Knackpunkte Geldwäschebekämpfung 2017

24. Juli 2017 in Kategorie Compliance

von
Elmar Scholz
Chief Compliance Officer/Abtl.-Direktor Marktservice, Sparkasse am Niederrhein


Der Gesetzgeber hat sich zur Verabschiedung des Umsetzungsgesetzes zur 4. EU-Geldwäscherichtlinie Zeit gelassen. So war selbiges zum Erstellungszeitpunkt dieses Beitrages noch nicht erfolgt. Ob bzw. in wie weit die Anmerkungen der DK berücksichtigt wurden, ist daher noch offen. Dies ist jedoch für eine baldige Veröffentlichung aktualisierter Auslegungs- und Anwendungshinweise von Bedeutung.

Sanktionen

Ferner hatte sich die DK im Sinne der Verpflichteten für eine einjährige Umsetzungsfrist ausgesprochen, die nicht nur wünschenswert, sondern erforderlich ist. Dies auch unter Berücksichtigung der deutlich verschärften Sanktionen (§ 56 GwG-E), die wirksam, verhältnismäßig und abschreckend sein sollen – bei vorsätzlicher oder leichtfertiger Zuwiderhandlung gegen die Regelungen des neuen Geldwäschegesetzes. Geldbußen bis zu 1.000.000 € oder bis zum Zweifachen des aus dem Verstoß gezogenen wirtschaftlichen Vorteils. Ferner u. a. für Kreditinstitute bei schwerwiegendem, wiederholtem oder systematischem Verstoß eine max. Geldbuße von 5.000.000 € oder zehn Prozent des jährlichen Gesamtumsatzes, für die natürliche Person mindestens 5.000.000 €.

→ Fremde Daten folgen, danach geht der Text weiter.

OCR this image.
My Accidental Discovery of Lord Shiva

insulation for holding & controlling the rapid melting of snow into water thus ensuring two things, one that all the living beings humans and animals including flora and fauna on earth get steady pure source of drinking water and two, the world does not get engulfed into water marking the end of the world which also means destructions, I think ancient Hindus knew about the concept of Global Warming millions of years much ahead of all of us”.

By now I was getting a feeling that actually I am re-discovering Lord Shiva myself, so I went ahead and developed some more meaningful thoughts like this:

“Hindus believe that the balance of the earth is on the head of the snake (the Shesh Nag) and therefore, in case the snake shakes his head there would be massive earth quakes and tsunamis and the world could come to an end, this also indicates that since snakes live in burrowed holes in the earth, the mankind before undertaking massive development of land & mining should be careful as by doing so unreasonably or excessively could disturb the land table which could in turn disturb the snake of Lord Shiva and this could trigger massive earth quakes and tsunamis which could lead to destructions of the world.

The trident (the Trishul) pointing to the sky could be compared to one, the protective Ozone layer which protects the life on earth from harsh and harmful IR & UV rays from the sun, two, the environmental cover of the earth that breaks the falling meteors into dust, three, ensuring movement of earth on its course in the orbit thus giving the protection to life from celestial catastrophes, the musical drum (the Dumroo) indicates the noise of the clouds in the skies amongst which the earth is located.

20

Daneben soll eine öffentliche Bekanntgabe der natürlichen/juristischen Person sowie die Art des Verstoßes erfolgen (§ 57 GwG-E). Ähnliches findet sich in § 56 KWG-E zu nachhaltigen Verstößen gegen die neue Geldtransferverordnung (EU-VO 2015/ 847). Wie dieses in evtl. Fallgestaltungen ausgelegt werden wird, steht abzuwarten. In wie weit hier eine D & O-Versicherung (sofern der Geldwäschebeauftragte hierüber mit abgesichert wurde) zur Absicherung herangezogen werden kann, sollte geklärt werden.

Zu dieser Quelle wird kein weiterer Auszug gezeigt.